Thinking back on it, my lifestyle change journey really began about eight years ago. But I didn't become aware of it until about three years ago when I consciously decided I needed to lead a "lighter" life and started by cleaning out the medicine cabinet.
It seems so simple now, but it took three months before I could let go of the contents of that 14 x 16-inch space. Every time I went in that cabinet, a more honest assessment yielded more trash. Soon it became easier to be honest about the clutter of my life, at least the old stuff. Memory stuff was not so easy--things my parents gave me, my ex-husband, old boyfriends, friends--I'm sure you get the picture. Of course, the kids' stuff was the hardest. But practice does make perfect, and in time I was able to make hard choices about what was really important to me. Slowly but steadily over the next three years I conquered the rest of my house--purging and cleaning every corner, cabinet and room.
Happy with what I'd accomplished, by fall of 2005 I was ready to focus on other life shifting goals.
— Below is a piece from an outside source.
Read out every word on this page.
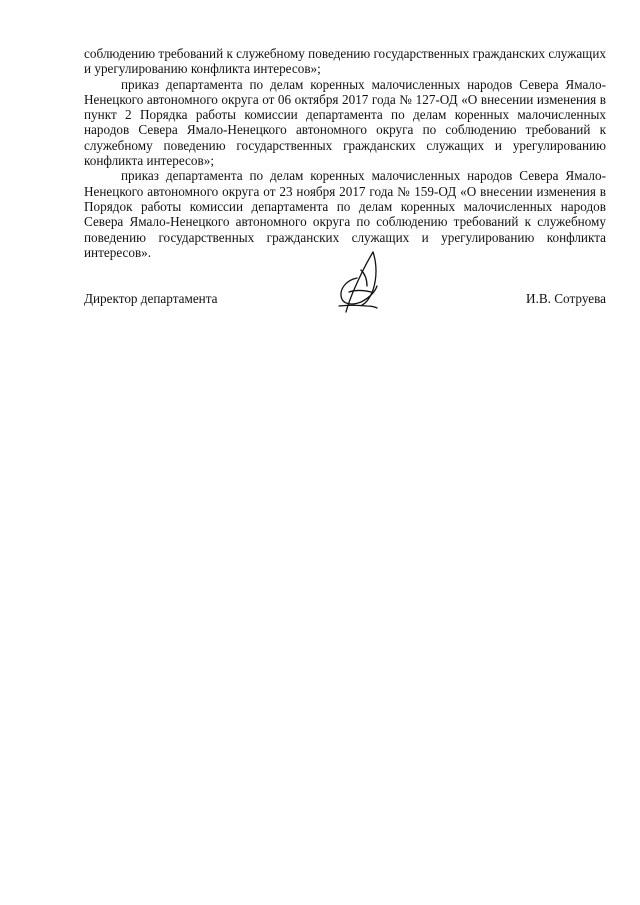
соблюдению требований к служебному поведению государственных гражданских служащих и урегулированию конфликта интересов»;

приказ департамента по делам коренных малочисленных народов Севера Ямало-Ненецкого автономного округа от 06 октября 2017 года № 127-ОД «О внесении изменения в пункт 2 Порядка работы комиссии департамента по делам коренных малочисленных народов Севера Ямало-Ненецкого автономного округа по соблюдению требований к служебному поведению государственных гражданских служащих и урегулированию конфликта интересов»;

приказ департамента по делам коренных малочисленных народов Севера Ямало-Ненецкого автономного округа от 23 ноября 2017 года № 159-ОД «О внесении изменения в Порядок работы комиссии департамента по делам коренных малочисленных народов Севера Ямало-Ненецкого автономного округа по соблюдению требований к служебному поведению государственных гражданских служащих и урегулированию конфликта интересов».

Директор департамента	И.В. Сотруева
It was as if cleaning out the medicine cabinet and the rest of the house was the catalyst for other, bigger changes.
And the messages to make changes were all around me. Early in November 2005, I started hearing them. "It’s time to really shift." I heard Dr. Phil, television’s well-known therapist, say whenever I clicked on his show. I didn't watch him very often but when my intuition said tape it or turn on the tube, I did, and there was the same message, "If it isn't working for you, change it." The timing was always impeccable. Of course, he expressed the message in different words.
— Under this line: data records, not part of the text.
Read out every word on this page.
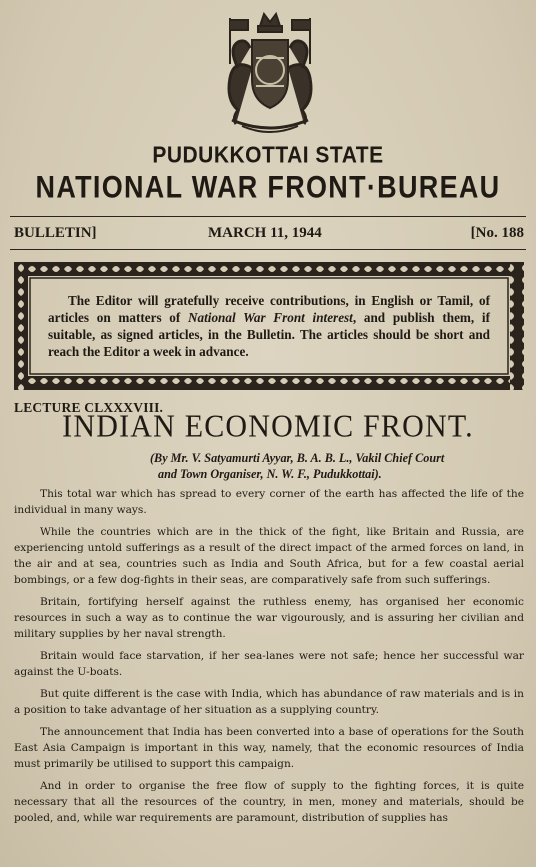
PUDUKKOTTAI STATE
NATIONAL WAR FRONT·BUREAU
BULLETIN]	MARCH 11, 1944	[No. 188
The Editor will gratefully receive contributions, in English or Tamil, of articles on matters of National War Front interest, and publish them, if suitable, as signed articles, in the Bulletin. The articles should be short and reach the Editor a week in advance.
LECTURE CLXXXVIII.
INDIAN ECONOMIC FRONT.
(By Mr. V. Satyamurti Ayyar, B. A. B. L., Vakil Chief Court
and Town Organiser, N. W. F., Pudukkottai).

This total war which has spread to every corner of the earth has affected the life of the individual in many ways.

While the countries which are in the thick of the fight, like Britain and Russia, are experiencing untold sufferings as a result of the direct impact of the armed forces on land, in the air and at sea, countries such as India and South Africa, but for a few coastal aerial bombings, or a few dog-fights in their seas, are comparatively safe from such sufferings.

Britain, fortifying herself against the ruthless enemy, has organised her economic resources in such a way as to continue the war vigourously, and is assuring her civilian and military supplies by her naval strength.

Britain would face starvation, if her sea-lanes were not safe; hence her successful war against the U-boats.

But quite different is the case with India, which has abundance of raw materials and is in a position to take advantage of her situation as a supplying country.

The announcement that India has been converted into a base of operations for the South East Asia Campaign is important in this way, namely, that the economic resources of India must primarily be utilised to support this campaign.

And in order to organise the free flow of supply to the fighting forces, it is quite necessary that all the resources of the country, in men, money and materials, should be pooled, and, while war requirements are paramount, distribution of supplies has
But even with these coincidences, I heard the bold words but didn't take any action. Then the messages started bombarding me. Small, soft, large and loud. They kept coming. In early December, while in a meditative state, I heard it. This time very clearly, very direct AND very, very loud, and firm. "Its time to really commit and get bold. Its time to reinvent yourself, Catherine."
All I could do was give a throat chuckle. The message scared the heebie jeebies out of me. Over the space of the week my feelings transitioned into, "Okay, I'm open, what do you mean by that?" I asked even though I had a good idea what it meant. The vision of selling everything and changing my environment to be much lighter, more Zen-like. I've needed to lose a lot of weight (that was always a goal). But this time it was different, it wasn't the weight at all. It was, "Get healthy. There’s a lot in store for you, and you need to be healthy in order to get there."
The picture got clearer as each week progressed. Key items appeared, I got nervous, questioned it, mulled over it, ran and tried to hide for a few hours from it, shared my doubts with my best friend, Brenda. The doubts faded but my lack of trust in myself didn't totally go away. I kept wanting all the answers. I want to know exactly what I was to do and how to do it.
The New Year is here now and I know what I need to do, although I still have no clue of what it all means. The thoughts of measuring up to the vision is still a little nerve wracking. Doubts come and go but only when I really don't want to eat healthy or exercise. One step, now, is all I can focus on. Eat healthy now. Exercise now. Sell one piece of furniture now. Its replacement will come. I know all will come at the right time. And I think that is the only thing that keeps me in the "now" of working towards wherever this "reinventing Catherine" message is leading me. I hold on to the vision that has been there for the last few months as I really like its picture.
Yesterday, I spent some time working on my 2006 Attraction Board. It had been in the works since early November but the pictures weren't clear. Yesterday, while in the craft store things began to mesh. This week I plan on test-driving new cars, deciding on which one I like, and placing its picture on my Attraction Board so that the universal laws will bring it to me.
When messages come of steps that you want to take, allow yourself to go through the emotions, but don't get stuck in the feelings. Keep the door open because the message you receive may only be a partial picture. If you block it because it seems too big or impossible or unimportant, then the next message, the one that explains it or gives it additional clarity, won't get through to you. Even profound decisions often mask themselves as many simple choices -- like cleaning out a medicine cabinet -- and only take a few moments to make. So be ready. Keep the doors open to the possibilities and listen -- messages can come from the strangest places -- a television program, a child, a piece of music, a memory or your own behavior. It really isn't difficult. It is a decision though. It is a choice.